29En marge du travail dans les classes expérimentales, des évaluations individuelles et des conditions physiologiques (en particulier neurologiques), affectives et cognitives, ont été menées. On a pu aussi caractériser, en collaboration avec les familles, les structures socio-économiques et anthropologiques de la population.
30Les résultats de cette expérience préliminaire ne nous conduisaient pas à conclure en faveur d’une faible capacité d’apprentissage de ces élèves. Au contraire, dans les épreuves de type cognitif (épreuves de conservation), les résultats étaient parfaitement comparables à ceux obtenus avec des élèves de milieux plus favorisés au Brésil, et même à ceux obtenus chez des élèves à Genève.
31L’examen du neuropédiatre montrait que les enfants avaient un niveau de développement perceptif-moteur normal. En général, les signes liés à la malnutrition (relatives aux rapports entre âge, poids et taille) n’apparaissaient pas lors de l’examen clinique.
32Il semble donc que la malnutrition n’ait entraîné aucun handicap, ce qui infirmerait la thèse officielle selon laquelle l’échec scolaire dans les bidonvilles est imputable aux lésions cérébrales causées par la sous-alimentation au cours des deux premières années de vie. Cette étude, ainsi que d’autres études du même genre, a donc remis en cause cette thèse.
33Il faut donc prendre en compte un facteur psycho-sociologique qui pèse lourdement sur les résultats scolaires : l’obsession de l’échec transmis d’une génération à l’autre, à la suite des expériences vécues et qui fait que l’habitant du bidonville considère la réussite scolaire comme lui étant par nature inaccesible. D’autant plus que, d’habitude, l’école est inadaptée aux motivations et à la manière de vivre de cette population d’élèves.
34Tous ces aspects ont du être pris en compte avant que nous puissions aborder la seconde partie de cette étude : la construction d’un projet d’enseignement (une séquence didactique) permettant d’atténuer l’échec massif des élèves provenant des couches populaires, dans l’apprentissage de la lecture et de l’écriture.
35L’idée initiale du GEEMPA, qu’il fallait compenser le bas niveau intellectuel, a du être abandonnée. En revanche, il fallait donner aux élèves confiance en leur capacité d’apprendre et agir dans le même sens auprès des familles. Il faut aussi combattre chez les instituteurs le préjugé idéologique selon lequel les enfants des couches populaires présentent des faiblesses intellectuelles congénitales.
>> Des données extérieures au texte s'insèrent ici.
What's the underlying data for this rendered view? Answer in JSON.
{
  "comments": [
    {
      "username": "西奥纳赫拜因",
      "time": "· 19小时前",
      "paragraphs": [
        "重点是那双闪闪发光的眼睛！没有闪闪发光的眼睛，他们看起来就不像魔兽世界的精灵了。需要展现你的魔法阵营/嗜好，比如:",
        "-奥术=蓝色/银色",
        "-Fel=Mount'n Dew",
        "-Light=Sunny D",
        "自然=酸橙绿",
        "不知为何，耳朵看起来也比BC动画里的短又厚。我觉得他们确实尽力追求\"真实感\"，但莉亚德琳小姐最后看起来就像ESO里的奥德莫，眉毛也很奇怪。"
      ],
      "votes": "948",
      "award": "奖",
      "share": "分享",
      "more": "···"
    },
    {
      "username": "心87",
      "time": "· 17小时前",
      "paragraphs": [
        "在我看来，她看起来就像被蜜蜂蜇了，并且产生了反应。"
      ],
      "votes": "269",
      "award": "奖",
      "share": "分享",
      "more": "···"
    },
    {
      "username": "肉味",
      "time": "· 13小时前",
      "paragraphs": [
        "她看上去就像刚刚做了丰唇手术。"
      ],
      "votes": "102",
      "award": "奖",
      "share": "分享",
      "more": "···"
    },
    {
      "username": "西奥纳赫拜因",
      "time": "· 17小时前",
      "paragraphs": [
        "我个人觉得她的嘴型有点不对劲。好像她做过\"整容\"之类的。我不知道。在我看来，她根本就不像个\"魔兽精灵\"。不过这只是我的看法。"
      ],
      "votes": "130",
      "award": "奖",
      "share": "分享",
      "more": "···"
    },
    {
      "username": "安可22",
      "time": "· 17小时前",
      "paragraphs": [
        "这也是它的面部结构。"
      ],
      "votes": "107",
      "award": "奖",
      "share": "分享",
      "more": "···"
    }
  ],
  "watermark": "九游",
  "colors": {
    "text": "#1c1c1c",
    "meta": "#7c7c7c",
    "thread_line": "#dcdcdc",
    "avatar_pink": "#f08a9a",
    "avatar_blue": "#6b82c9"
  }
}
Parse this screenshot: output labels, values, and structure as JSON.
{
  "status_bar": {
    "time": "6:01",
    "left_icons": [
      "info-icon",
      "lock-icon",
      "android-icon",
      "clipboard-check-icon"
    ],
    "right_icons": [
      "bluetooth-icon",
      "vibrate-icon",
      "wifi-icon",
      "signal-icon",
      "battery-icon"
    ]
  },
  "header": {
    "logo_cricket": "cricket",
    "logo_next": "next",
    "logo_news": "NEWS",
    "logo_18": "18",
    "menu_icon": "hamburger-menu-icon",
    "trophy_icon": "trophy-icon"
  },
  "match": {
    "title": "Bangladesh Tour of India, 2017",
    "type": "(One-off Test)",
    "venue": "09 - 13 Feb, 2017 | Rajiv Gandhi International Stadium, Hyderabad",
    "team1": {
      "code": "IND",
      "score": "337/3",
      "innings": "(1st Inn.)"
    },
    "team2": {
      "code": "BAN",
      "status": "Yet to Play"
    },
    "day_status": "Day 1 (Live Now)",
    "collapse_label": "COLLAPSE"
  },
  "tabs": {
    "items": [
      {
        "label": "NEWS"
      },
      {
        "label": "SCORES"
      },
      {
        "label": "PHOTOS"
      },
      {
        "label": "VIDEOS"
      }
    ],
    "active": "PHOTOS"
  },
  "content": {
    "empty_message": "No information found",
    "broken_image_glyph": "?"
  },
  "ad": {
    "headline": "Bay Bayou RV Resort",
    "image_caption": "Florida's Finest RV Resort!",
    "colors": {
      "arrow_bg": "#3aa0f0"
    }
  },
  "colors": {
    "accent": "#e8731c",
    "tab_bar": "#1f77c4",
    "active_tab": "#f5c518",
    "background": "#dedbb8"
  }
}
36Au bidonville, la plupart des problèmes qui, ailleurs, seraient considérés comme particuliers à une famille, ne trouvent de solution que communautairement, avec l’aide des voisins. Il est donc difficile pour l’enseignant d’obtenir de l’élève un travail individuel en classe. La notion de travail individuel étant proprement aberrante dans ce bidonville, nous nous sommes dirigés vers l’organisation de petits groupes d’élèves en classe.
37Les enfants des bidonvilles ne sont pas épargnés et vivent très tôt des expériences difficiles. Les maisons, par exemple, sont très petites et ne permettent pas de cacher aux enfants même les relations sexuelles des parents. Ces enfants vivent des expériences fortes, comme la mort qui arrive souvent, et même des morts très violentes, comme cela est arrivé au père de deux de mes élèves, qui a été brutalement tué.
38Parmi les multiples aspects de la vaste problématique de cette expérience d’alphabétisation dans des bidonvilles, l’un des plus forts est la peur des enfants de perdre les liens d’identité avec leurs familiers encore analphabètes. L’histoire de Janaina, ci-dessous, illustre avec clarté la dramatique de quelqu’un qui reconnaît la différence entre une maison laide, vide de livres et une maison jolie, “plus meilleure”, où il y a des livres. Mais pour y habiter, il faut dire adieu à maman et ne plus être un bébé.
39L’histoire de Janaina : Une élève de 7 ans, face à un magnétophone disponible en classe, a inventé l’histoire suivante, très expressive du malaise autour de l’analphabétisme.
« Il était une fois trois fleurs et trois maisons. Les fleurs étaient abandonnées... les choses.... ne pouvaient pas, personne n’avait où habiter. Et un jour une petite fille est venue. Ah, je vais prendre ces fleurs pour jouer. Je vais là-bas dans la maisonnette. C’est beaucoup mieux. Je vais jouer avec les fleurs, donner de l’eau, je ne vais pas les laisser mourir. C’est à cause de ça que les maisons sont très pauvres et qu’il n’y a personne pour jouer. Mais je vais y habiter et jouer avec elles. »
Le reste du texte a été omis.